The team found out that when breast cancer is not inherited through certain genes and it occurs sporadically, it likely starts with flaws of DNA repair mechanisms, that tolerate environmentally triggered mutations to accumulate.
This means that the strong chemotherapy drugs that target DNA and are used in later-stage cancers, could be very effective in treating the earliest breast tumors.
One of the reasons this new research has focused on familial breast cancers is because the predisposing genes are well-characterized and women at risk can be identified, Jean J. Latimer, PhD, assistant professor of obstetrics, gynecology and reproductive sciences at Pitt’s School of Medicine, said.
But the fact is that this type of cancer only represents 15% of the 190,000 breast cancers diagnosed every year in the US.
Also, this research use the available cell lines derived from late-stage tumors, but most newly diagnosed tumors are stage I.
In the team's previous work, they found that breast tissue does dot repair everyday damage to DNA, as other tissues, like skin, do.
For example, UV light can cause mutations but inside the skin there is a complex system of nucleotide excision repair (NER) proteins that analyzes the DNA strands to find problems and start repair processes.
This system works for many environmental carcinogens, tobacco smoke included, but inside breast tissue, even if it is perfectly healthy, “this system is only about one-fifth as effective as it is in skin,” Dr.

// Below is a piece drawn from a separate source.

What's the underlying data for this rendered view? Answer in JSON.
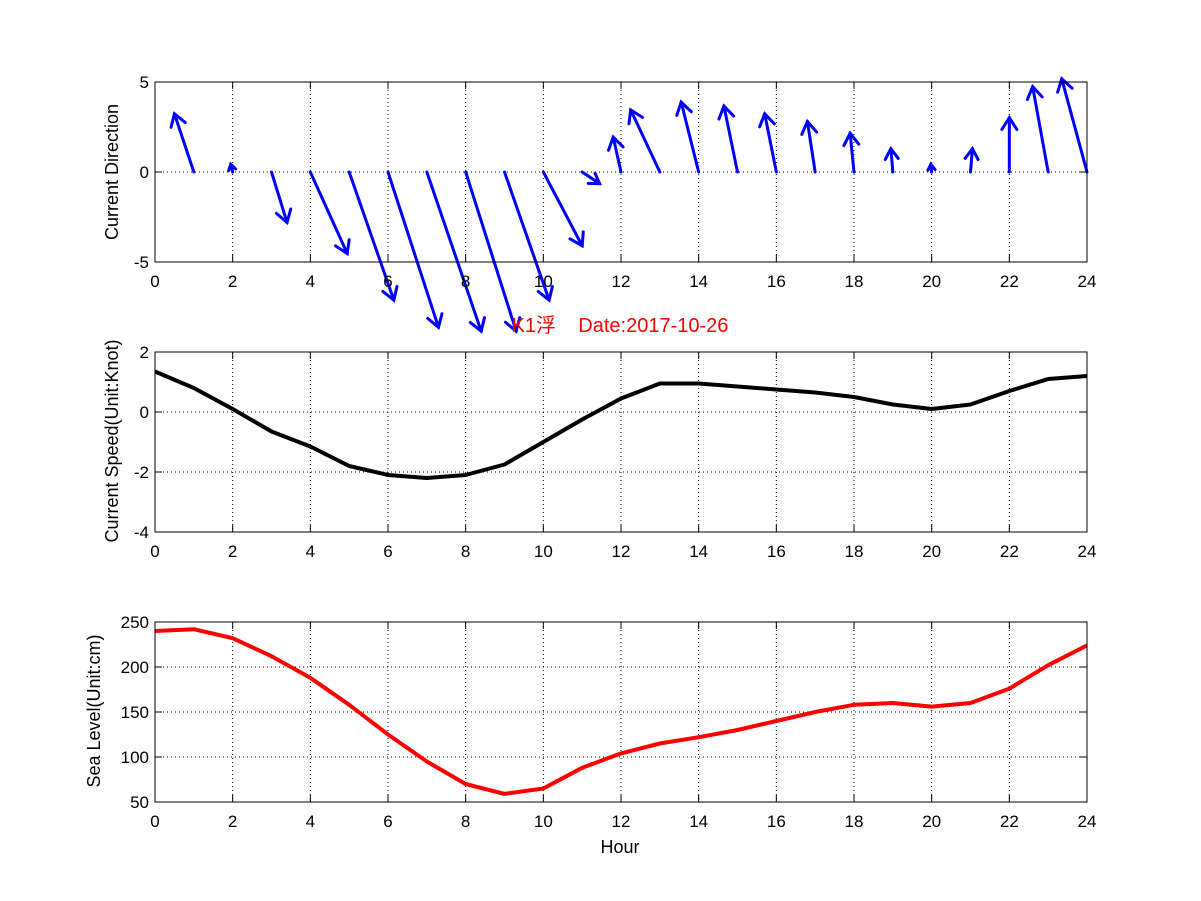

Latimer explained.
“This deficiency could set the stage for sporadic cancer development, with the risk increasing with age as DNA damage accumulates.”

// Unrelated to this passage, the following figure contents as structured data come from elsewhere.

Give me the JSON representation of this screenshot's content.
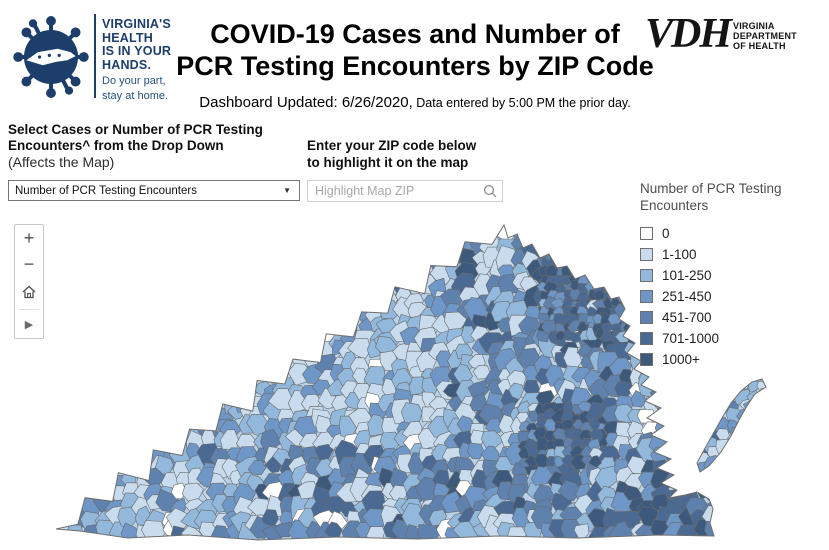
{
  "header": {
    "campaign_logo": {
      "lines": [
        "VIRGINIA'S",
        "HEALTH",
        "IS IN YOUR",
        "HANDS."
      ],
      "tagline_lines": [
        "Do your part,",
        "stay at home."
      ]
    },
    "title_line1": "COVID-19 Cases and Number of",
    "title_line2": "PCR Testing Encounters by ZIP Code",
    "updated_label": "Dashboard Updated: 6/26/2020,",
    "updated_note": " Data entered by 5:00 PM the prior day.",
    "vdh_logo": {
      "acronym": "VDH",
      "name_lines": [
        "VIRGINIA",
        "DEPARTMENT",
        "OF HEALTH"
      ]
    }
  },
  "controls": {
    "metric_select": {
      "label_line1": "Select Cases or Number of PCR Testing",
      "label_line2": "Encounters^ from the Drop Down",
      "sublabel": "(Affects the Map)",
      "value": "Number of PCR Testing Encounters",
      "caret": "▼"
    },
    "zip_search": {
      "label_line1": "Enter your ZIP code below",
      "label_line2": "to highlight it on the map",
      "placeholder": "Highlight Map ZIP"
    }
  },
  "map": {
    "region": "Virginia ZIP code choropleth",
    "toolbar": {
      "zoom_in": "+",
      "zoom_out": "−",
      "home": "home",
      "pan": "▶"
    },
    "border_color": "#6e6e6e",
    "cell_border_color": "#6a6a6a"
  },
  "legend": {
    "title_line1": "Number of PCR Testing",
    "title_line2": "Encounters",
    "items": [
      {
        "label": "0",
        "color": "#ffffff"
      },
      {
        "label": "1-100",
        "color": "#c8dcee"
      },
      {
        "label": "101-250",
        "color": "#92b8dc"
      },
      {
        "label": "251-450",
        "color": "#6e96c6"
      },
      {
        "label": "451-700",
        "color": "#5e82ad"
      },
      {
        "label": "701-1000",
        "color": "#4a6a94"
      },
      {
        "label": "1000+",
        "color": "#3d5a7d"
      }
    ]
  },
  "brand": {
    "navy": "#1d3d6b",
    "black": "#141414"
  }
}
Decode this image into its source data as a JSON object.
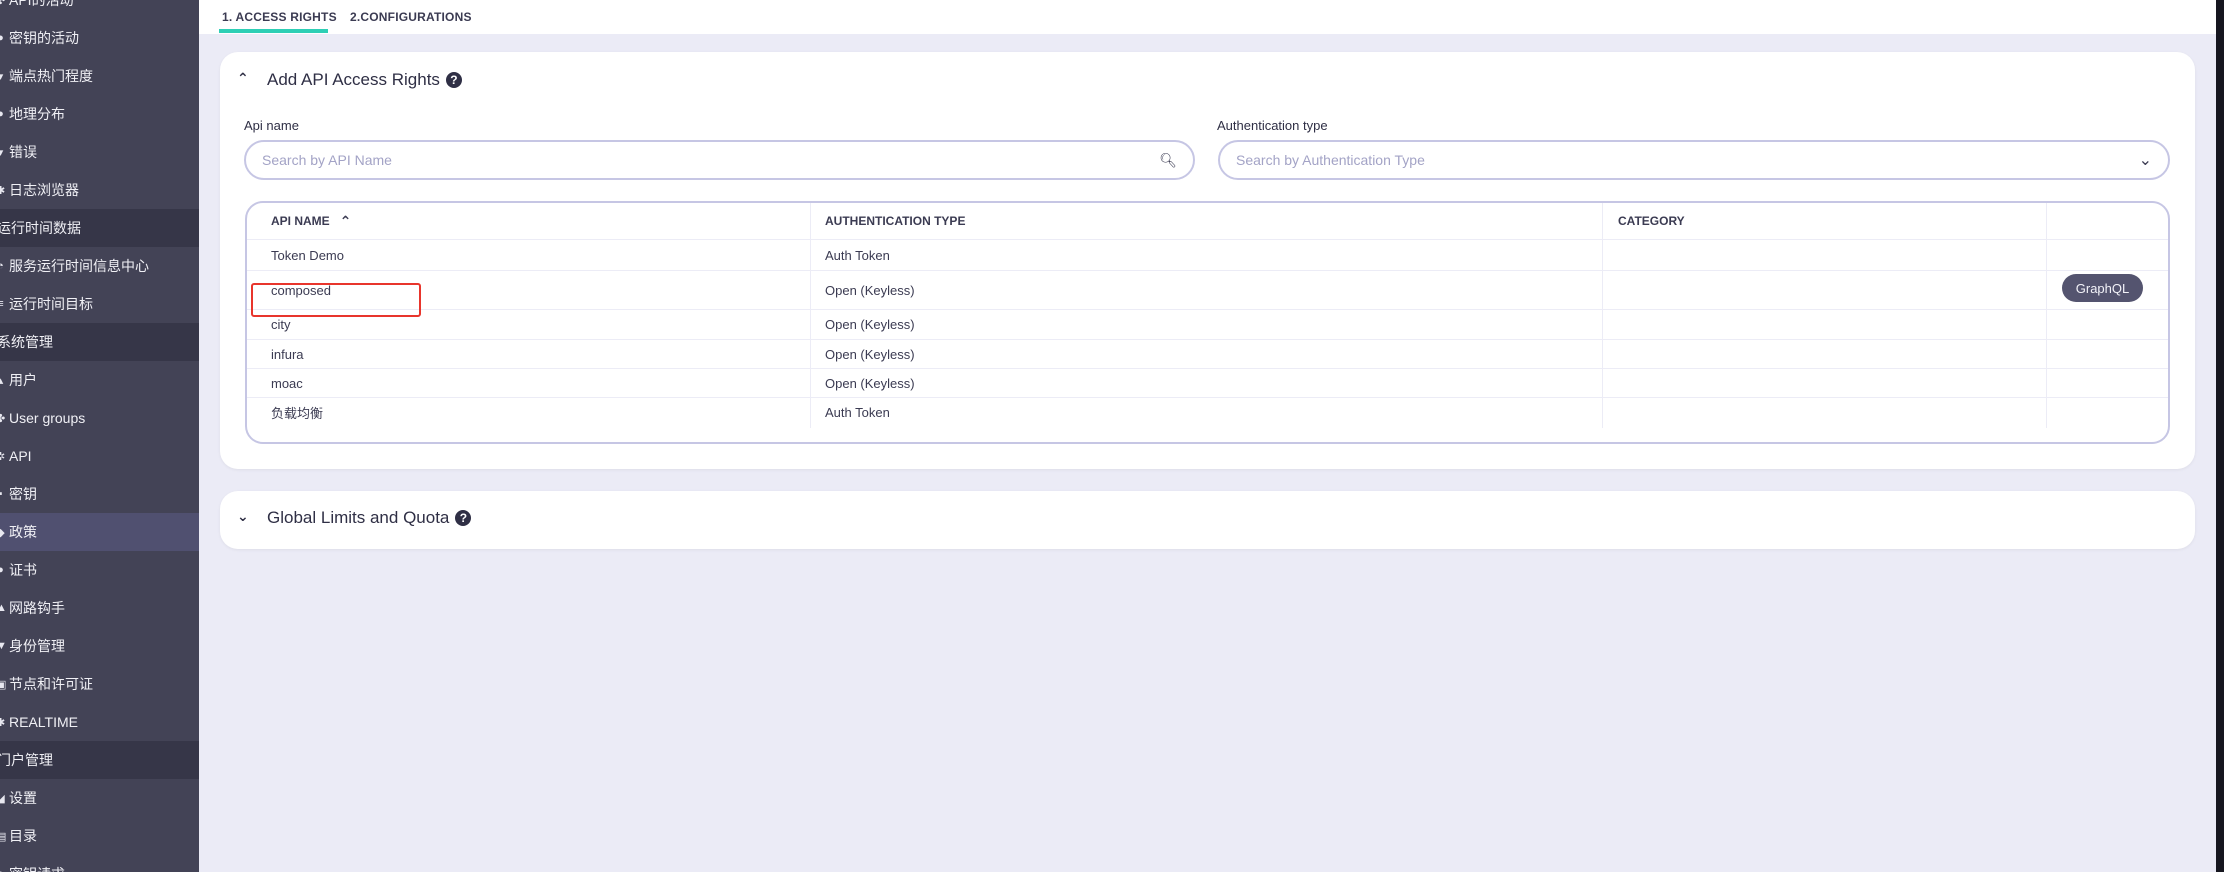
{
  "sidebar": {
    "items": [
      {
        "label": "API的活动",
        "icon": "activity-icon",
        "type": "item"
      },
      {
        "label": "密钥的活动",
        "icon": "key-icon",
        "type": "item"
      },
      {
        "label": "端点热门程度",
        "icon": "flame-icon",
        "type": "item"
      },
      {
        "label": "地理分布",
        "icon": "globe-icon",
        "type": "item"
      },
      {
        "label": "错误",
        "icon": "error-icon",
        "type": "item"
      },
      {
        "label": "日志浏览器",
        "icon": "log-icon",
        "type": "item"
      },
      {
        "label": "运行时间数据",
        "type": "header"
      },
      {
        "label": "服务运行时间信息中心",
        "icon": "dashboard-icon",
        "type": "item"
      },
      {
        "label": "运行时间目标",
        "icon": "list-icon",
        "type": "item"
      },
      {
        "label": "系统管理",
        "type": "header"
      },
      {
        "label": "用户",
        "icon": "user-icon",
        "type": "item"
      },
      {
        "label": "User groups",
        "icon": "users-icon",
        "type": "item"
      },
      {
        "label": "API",
        "icon": "gear-icon",
        "type": "item"
      },
      {
        "label": "密钥",
        "icon": "lock-icon",
        "type": "item"
      },
      {
        "label": "政策",
        "icon": "policy-icon",
        "type": "item",
        "active": true
      },
      {
        "label": "证书",
        "icon": "certificate-icon",
        "type": "item"
      },
      {
        "label": "网路钩手",
        "icon": "webhook-icon",
        "type": "item"
      },
      {
        "label": "身份管理",
        "icon": "shield-icon",
        "type": "item"
      },
      {
        "label": "节点和许可证",
        "icon": "node-icon",
        "type": "item"
      },
      {
        "label": "REALTIME",
        "icon": "realtime-icon",
        "type": "item"
      },
      {
        "label": "门户管理",
        "type": "header"
      },
      {
        "label": "设置",
        "icon": "wrench-icon",
        "type": "item"
      },
      {
        "label": "目录",
        "icon": "catalog-icon",
        "type": "item"
      },
      {
        "label": "密钥请求",
        "icon": "key-request-icon",
        "type": "item"
      }
    ]
  },
  "tabs": [
    {
      "label": "1. ACCESS RIGHTS",
      "active": true
    },
    {
      "label": "2.CONFIGURATIONS",
      "active": false
    }
  ],
  "access_card": {
    "title": "Add API Access Rights",
    "api_name_label": "Api name",
    "api_name_placeholder": "Search by API Name",
    "auth_type_label": "Authentication type",
    "auth_type_placeholder": "Search by Authentication Type",
    "table": {
      "headers": [
        "API NAME",
        "AUTHENTICATION TYPE",
        "CATEGORY",
        ""
      ],
      "sort_column": "API NAME",
      "sort_direction": "ascending",
      "rows": [
        {
          "name": "Token Demo",
          "auth": "Auth Token",
          "category": "",
          "badge": "",
          "highlighted": true
        },
        {
          "name": "composed",
          "auth": "Open (Keyless)",
          "category": "",
          "badge": "GraphQL"
        },
        {
          "name": "city",
          "auth": "Open (Keyless)",
          "category": "",
          "badge": ""
        },
        {
          "name": "infura",
          "auth": "Open (Keyless)",
          "category": "",
          "badge": ""
        },
        {
          "name": "moac",
          "auth": "Open (Keyless)",
          "category": "",
          "badge": ""
        },
        {
          "name": "负载均衡",
          "auth": "Auth Token",
          "category": "",
          "badge": ""
        }
      ]
    }
  },
  "limits_card": {
    "title": "Global Limits and Quota"
  },
  "colors": {
    "accent": "#2ecfb5",
    "sidebar": "#434356",
    "highlight": "#e8352c",
    "badge": "#54546f"
  }
}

So, for this study, the scientists grew and evaluated 19 sporadic, stage I breast tumors placed into culture directly from surgeries, in order to test their NER pathways.
In all 19 cases, there was a flaw in repair ability compared to disease-free breast tissue, and according to Dr Latimer, “that is a remarkably consistent feature for cancers that might otherwise seem random in their genesis.

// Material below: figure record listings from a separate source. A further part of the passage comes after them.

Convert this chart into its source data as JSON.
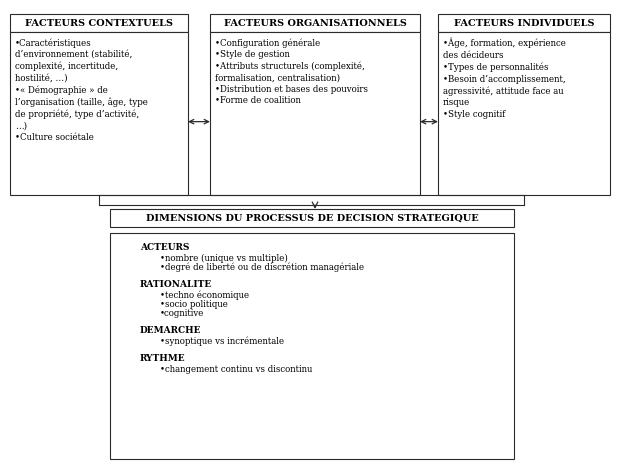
{
  "bg_color": "#ffffff",
  "box_edge_color": "#2b2b2b",
  "box_face_color": "#ffffff",
  "arrow_color": "#2b2b2b",
  "font_family": "serif",
  "header_fontsize": 7.0,
  "body_fontsize": 6.2,
  "header_left": "FACTEURS CONTEXTUELS",
  "header_center": "FACTEURS ORGANISATIONNELS",
  "header_right": "FACTEURS INDIVIDUELS",
  "box_left_text": "•Caractéristiques\nd’environnement (stabilité,\ncomplexité, incertitude,\nhostilité, …)\n•« Démographie » de\nl’organisation (taille, âge, type\nde propriété, type d’activité,\n…)\n•Culture sociétale",
  "box_center_text": "•Configuration générale\n•Style de gestion\n•Attributs structurels (complexité,\nformalisation, centralisation)\n•Distribution et bases des pouvoirs\n•Forme de coalition",
  "box_right_text": "•Âge, formation, expérience\ndes décideurs\n•Types de personnalités\n•Besoin d’accomplissement,\nagressivité, attitude face au\nrisque\n•Style cognitif",
  "mid_box_label": "DIMENSIONS DU PROCESSUS DE DECISION STRATEGIQUE",
  "bottom_section_titles": [
    "ACTEURS",
    "RATIONALITE",
    "DEMARCHE",
    "RYTHME"
  ],
  "bottom_section_items": [
    [
      "•nombre (unique vs multiple)",
      "•degré de liberté ou de discrétion managériale"
    ],
    [
      "•techno économique",
      "•socio politique",
      "•cognitive"
    ],
    [
      "•synoptique vs incrémentale"
    ],
    [
      "•changement continu vs discontinu"
    ]
  ]
}
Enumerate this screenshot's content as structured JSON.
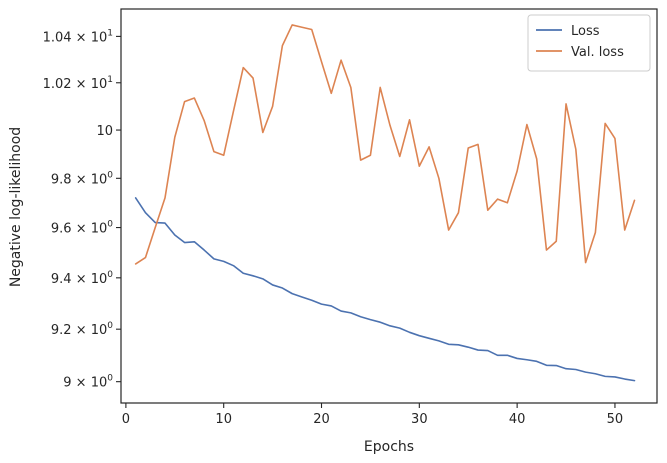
{
  "chart_data": {
    "type": "line",
    "title": "",
    "xlabel": "Epochs",
    "ylabel": "Negative log-likelihood",
    "x_scale": "linear",
    "y_scale": "log",
    "xlim": [
      -0.5,
      54.3
    ],
    "ylim": [
      8.92,
      10.52
    ],
    "x_ticks": [
      0,
      10,
      20,
      30,
      40,
      50
    ],
    "x_tick_labels": [
      "0",
      "10",
      "20",
      "30",
      "40",
      "50"
    ],
    "y_ticks": [
      9.0,
      9.2,
      9.4,
      9.6,
      9.8,
      10.0,
      10.2,
      10.4
    ],
    "y_tick_labels": [
      {
        "mant": "9",
        "exp": "0"
      },
      {
        "mant": "9.2",
        "exp": "0"
      },
      {
        "mant": "9.4",
        "exp": "0"
      },
      {
        "mant": "9.6",
        "exp": "0"
      },
      {
        "mant": "9.8",
        "exp": "0"
      },
      {
        "mant": "10",
        "exp": ""
      },
      {
        "mant": "1.02",
        "exp": "1"
      },
      {
        "mant": "1.04",
        "exp": "1"
      }
    ],
    "grid": false,
    "legend_position": "top-right",
    "x": [
      1,
      2,
      3,
      4,
      5,
      6,
      7,
      8,
      9,
      10,
      11,
      12,
      13,
      14,
      15,
      16,
      17,
      18,
      19,
      20,
      21,
      22,
      23,
      24,
      25,
      26,
      27,
      28,
      29,
      30,
      31,
      32,
      33,
      34,
      35,
      36,
      37,
      38,
      39,
      40,
      41,
      42,
      43,
      44,
      45,
      46,
      47,
      48,
      49,
      50,
      51,
      52
    ],
    "series": [
      {
        "name": "Loss",
        "color": "#4c72b0",
        "values": [
          9.72,
          9.66,
          9.62,
          9.618,
          9.57,
          9.54,
          9.543,
          9.51,
          9.475,
          9.465,
          9.448,
          9.418,
          9.408,
          9.396,
          9.372,
          9.36,
          9.338,
          9.325,
          9.312,
          9.297,
          9.29,
          9.27,
          9.263,
          9.248,
          9.237,
          9.227,
          9.213,
          9.204,
          9.188,
          9.175,
          9.165,
          9.155,
          9.142,
          9.14,
          9.131,
          9.12,
          9.118,
          9.1,
          9.1,
          9.088,
          9.083,
          9.077,
          9.062,
          9.061,
          9.049,
          9.046,
          9.036,
          9.03,
          9.02,
          9.018,
          9.01,
          9.004
        ]
      },
      {
        "name": "Val. loss",
        "color": "#dd8452",
        "values": [
          9.455,
          9.48,
          9.6,
          9.72,
          9.97,
          10.12,
          10.135,
          10.04,
          9.91,
          9.895,
          10.08,
          10.265,
          10.22,
          9.99,
          10.1,
          10.36,
          10.45,
          10.44,
          10.43,
          10.29,
          10.155,
          10.297,
          10.18,
          9.875,
          9.895,
          10.18,
          10.02,
          9.89,
          10.043,
          9.85,
          9.93,
          9.8,
          9.59,
          9.66,
          9.925,
          9.94,
          9.67,
          9.715,
          9.7,
          9.83,
          10.023,
          9.88,
          9.51,
          9.545,
          10.11,
          9.92,
          9.46,
          9.58,
          10.028,
          9.965,
          9.59,
          9.71
        ]
      }
    ]
  }
}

“We rarely see a universal rule when it comes to breast cancer, but then until now, we have rarely studied stage I disease.”
Some chemotherapy drugs work especially well on cells that exhibit reduced DNA repair, but they are normally given in later-stage disease. The new findings suggest, if given in early stages, these approaches could be more effective.
Dr. Latimer explained that the “team is able to grow stage I breast cancer cells – before they have spread to adjacent tissues and lymph nodes – allowing us to examine the mechanisms that underlie cancer development in people who didn’t inherit a faulty gene.
“The advent of innovative tissue engineering techniques has finally made it possible for us to culture these cells to determine what has gone wrong.”
This new research was funded by the National Institutes of Health, the US Department of Defense, the Pennsylvania Department of Health, the Komen for the Cure Awards, and the American Cancer Society, and the findings were reported this week in the early online edition of the Proceedings of the National Academy of Sciences.